For two and a half weeks now, the Chicago Sky have been inside the WNBA's bubble at IMG Academy in Bradenton, Florida. Players arrived on July 6, went through a quarantine period, and then started practicing. It's been a long wait, but on Sunday, the Sky finally get to do what they love: play basketball.
"There’s been a lot of anxiety, anxiousness, from everyone to just start playing," said Sky center Stefanie Dolson. "I think these practices have been really important for us to kind of learn each other and stuff, but once we actually tip off, I think it’s going to be a sigh of relief that the season has officially started and that we’ve actually begun playing."
The beginning of any season brings excitement, anxiety and a host of other emotions. It also brings a desire to start quickly and avoid digging a hole in the standings. Sky head coach James Wade says in a shortened, 22-game season, winning early is more important than ever.
"I think it's very important for us to start good," Wade said. "You have less of a margin for error when you have 22 games, because you don't want to find yourself at the bottom of the standings after a quarter of the games have been played, because it’s tough to come out of."
Dolson, a veteran and two-time All Star, agrees with her coach.
"This is a season like no other – everyone knows that," Dolson said. "So every game is just 10 times more important than it would be in any other season."
Sunday's game against the Las Vegas Aces tips off at 2 p.m., and while the team is focused on the game, it's also focused on shining a light on social injustice in the United States. One way it plans to do that involves their jerseys.

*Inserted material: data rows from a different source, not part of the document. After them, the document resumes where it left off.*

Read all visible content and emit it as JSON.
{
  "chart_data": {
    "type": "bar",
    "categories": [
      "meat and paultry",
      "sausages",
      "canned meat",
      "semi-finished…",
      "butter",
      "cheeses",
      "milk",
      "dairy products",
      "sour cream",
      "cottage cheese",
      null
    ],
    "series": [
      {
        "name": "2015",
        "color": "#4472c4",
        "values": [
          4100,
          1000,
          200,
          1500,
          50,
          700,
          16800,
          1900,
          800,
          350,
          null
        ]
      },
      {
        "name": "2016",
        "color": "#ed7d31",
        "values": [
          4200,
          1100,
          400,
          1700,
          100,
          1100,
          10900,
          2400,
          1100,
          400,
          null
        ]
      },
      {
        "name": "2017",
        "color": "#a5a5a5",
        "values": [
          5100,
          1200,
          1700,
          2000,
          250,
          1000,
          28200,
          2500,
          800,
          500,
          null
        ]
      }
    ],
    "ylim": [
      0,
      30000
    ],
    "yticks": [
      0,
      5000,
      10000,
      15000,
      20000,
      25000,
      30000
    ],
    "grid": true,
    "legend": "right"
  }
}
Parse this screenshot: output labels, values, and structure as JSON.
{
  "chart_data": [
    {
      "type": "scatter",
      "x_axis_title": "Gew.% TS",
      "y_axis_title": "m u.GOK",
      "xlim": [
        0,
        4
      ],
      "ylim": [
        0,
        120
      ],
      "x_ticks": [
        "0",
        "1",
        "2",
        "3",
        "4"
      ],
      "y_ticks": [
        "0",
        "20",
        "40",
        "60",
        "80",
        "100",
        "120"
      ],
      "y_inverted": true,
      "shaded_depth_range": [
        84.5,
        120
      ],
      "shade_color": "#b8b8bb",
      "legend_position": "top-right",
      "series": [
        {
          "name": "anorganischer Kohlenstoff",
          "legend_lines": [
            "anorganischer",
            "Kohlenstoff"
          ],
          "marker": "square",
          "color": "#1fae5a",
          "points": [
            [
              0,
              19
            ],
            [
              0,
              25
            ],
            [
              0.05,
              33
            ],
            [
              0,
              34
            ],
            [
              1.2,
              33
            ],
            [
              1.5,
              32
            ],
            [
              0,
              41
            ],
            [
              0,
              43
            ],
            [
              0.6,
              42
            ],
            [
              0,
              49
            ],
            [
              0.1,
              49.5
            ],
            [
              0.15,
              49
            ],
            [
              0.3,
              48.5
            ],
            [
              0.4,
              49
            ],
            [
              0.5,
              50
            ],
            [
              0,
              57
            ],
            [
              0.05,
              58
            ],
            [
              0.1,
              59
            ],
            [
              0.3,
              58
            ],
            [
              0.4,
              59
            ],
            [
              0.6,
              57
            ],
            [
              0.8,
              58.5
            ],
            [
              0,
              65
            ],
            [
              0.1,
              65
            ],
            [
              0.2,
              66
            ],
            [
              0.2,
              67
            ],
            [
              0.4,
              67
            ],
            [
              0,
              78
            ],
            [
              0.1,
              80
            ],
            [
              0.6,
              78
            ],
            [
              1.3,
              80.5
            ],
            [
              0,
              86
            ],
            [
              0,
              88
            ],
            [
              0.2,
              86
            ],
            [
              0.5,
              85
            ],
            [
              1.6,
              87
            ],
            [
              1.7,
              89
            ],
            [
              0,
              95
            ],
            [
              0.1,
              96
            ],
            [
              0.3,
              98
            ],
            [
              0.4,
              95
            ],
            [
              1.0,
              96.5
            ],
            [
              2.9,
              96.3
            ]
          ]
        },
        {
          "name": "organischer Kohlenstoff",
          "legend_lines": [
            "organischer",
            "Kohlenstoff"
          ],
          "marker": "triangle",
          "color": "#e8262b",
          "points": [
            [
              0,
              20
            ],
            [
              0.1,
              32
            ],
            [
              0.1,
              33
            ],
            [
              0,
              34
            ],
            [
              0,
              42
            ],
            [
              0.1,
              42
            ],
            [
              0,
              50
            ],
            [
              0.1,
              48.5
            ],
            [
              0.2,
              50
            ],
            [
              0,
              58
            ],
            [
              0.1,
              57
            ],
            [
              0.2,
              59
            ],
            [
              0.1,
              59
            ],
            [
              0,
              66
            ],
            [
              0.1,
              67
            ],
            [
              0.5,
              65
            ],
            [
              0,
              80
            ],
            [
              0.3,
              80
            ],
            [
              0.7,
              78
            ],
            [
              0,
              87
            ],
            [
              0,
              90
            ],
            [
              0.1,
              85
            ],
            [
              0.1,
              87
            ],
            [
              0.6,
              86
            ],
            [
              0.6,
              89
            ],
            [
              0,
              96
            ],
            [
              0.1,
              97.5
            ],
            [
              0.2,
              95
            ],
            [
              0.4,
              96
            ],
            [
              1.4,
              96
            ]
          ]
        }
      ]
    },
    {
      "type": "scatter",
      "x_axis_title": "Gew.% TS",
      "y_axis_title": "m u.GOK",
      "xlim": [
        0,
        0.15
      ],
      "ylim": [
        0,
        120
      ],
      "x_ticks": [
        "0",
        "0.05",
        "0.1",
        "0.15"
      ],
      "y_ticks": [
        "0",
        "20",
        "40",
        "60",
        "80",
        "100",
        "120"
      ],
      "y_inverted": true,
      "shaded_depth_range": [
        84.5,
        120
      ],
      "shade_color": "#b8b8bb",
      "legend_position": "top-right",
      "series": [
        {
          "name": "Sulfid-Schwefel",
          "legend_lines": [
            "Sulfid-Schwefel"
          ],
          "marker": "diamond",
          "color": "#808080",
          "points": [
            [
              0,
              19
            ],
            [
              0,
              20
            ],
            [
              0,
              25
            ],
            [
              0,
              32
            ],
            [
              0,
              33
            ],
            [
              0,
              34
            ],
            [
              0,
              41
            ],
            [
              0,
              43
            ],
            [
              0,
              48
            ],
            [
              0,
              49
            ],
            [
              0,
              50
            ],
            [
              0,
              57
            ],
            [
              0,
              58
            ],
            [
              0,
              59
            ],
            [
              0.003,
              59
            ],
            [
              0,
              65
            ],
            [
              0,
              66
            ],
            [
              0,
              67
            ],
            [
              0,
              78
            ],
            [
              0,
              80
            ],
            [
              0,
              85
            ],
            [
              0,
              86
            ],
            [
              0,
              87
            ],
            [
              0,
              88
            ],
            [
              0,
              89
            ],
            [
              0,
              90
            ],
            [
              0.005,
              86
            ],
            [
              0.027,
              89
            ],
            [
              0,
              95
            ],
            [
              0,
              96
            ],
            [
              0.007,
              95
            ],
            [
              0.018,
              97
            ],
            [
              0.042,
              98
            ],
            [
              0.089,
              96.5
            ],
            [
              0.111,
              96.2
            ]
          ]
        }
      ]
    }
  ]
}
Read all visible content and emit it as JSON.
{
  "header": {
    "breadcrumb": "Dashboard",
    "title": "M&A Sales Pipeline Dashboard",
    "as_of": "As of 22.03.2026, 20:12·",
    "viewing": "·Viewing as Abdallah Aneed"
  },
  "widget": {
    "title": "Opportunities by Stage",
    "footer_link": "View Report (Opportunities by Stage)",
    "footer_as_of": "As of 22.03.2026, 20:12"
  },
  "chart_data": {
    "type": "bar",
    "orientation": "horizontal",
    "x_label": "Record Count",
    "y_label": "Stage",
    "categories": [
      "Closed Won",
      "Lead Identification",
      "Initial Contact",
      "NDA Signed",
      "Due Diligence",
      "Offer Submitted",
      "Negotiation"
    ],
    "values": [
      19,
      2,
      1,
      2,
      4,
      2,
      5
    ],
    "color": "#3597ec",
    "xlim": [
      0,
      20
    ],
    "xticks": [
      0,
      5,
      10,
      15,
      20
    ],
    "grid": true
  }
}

Throughout the entire season, every member of the Sky will wear Breonna Taylor's name on her back to honor the 26-year-old black woman who was shot and killed by police in Louisville on March 13.
"I still have anger towards the situation," star guard Diamond DeShields said. "It’s beyond frustration. But if there’s anything I can do to continue to raise awareness and try to get justice for Breonna Taylor, that’s what I’m about."
"A lot of people are going to be watching us, and they’re going to see what we believe in, what is right," added rookie Ruthy Hebard. "It’s really nice to have a team and the WNBA as a whole that supports Black Lives Matter, all that kind of things. It just really means a lot."
Both sports and social justice will be on the minds of the Sky when the team takes the floor on Sunday. They hope it'll mark the start of a season that makes a difference off the court and produces wins on it.
"We’re playing with a much bigger goal in mind," DeShields said. "We’re dedicating our season to what’s going on in the black community, so I think that’s going to allow our team to play with a little more fire."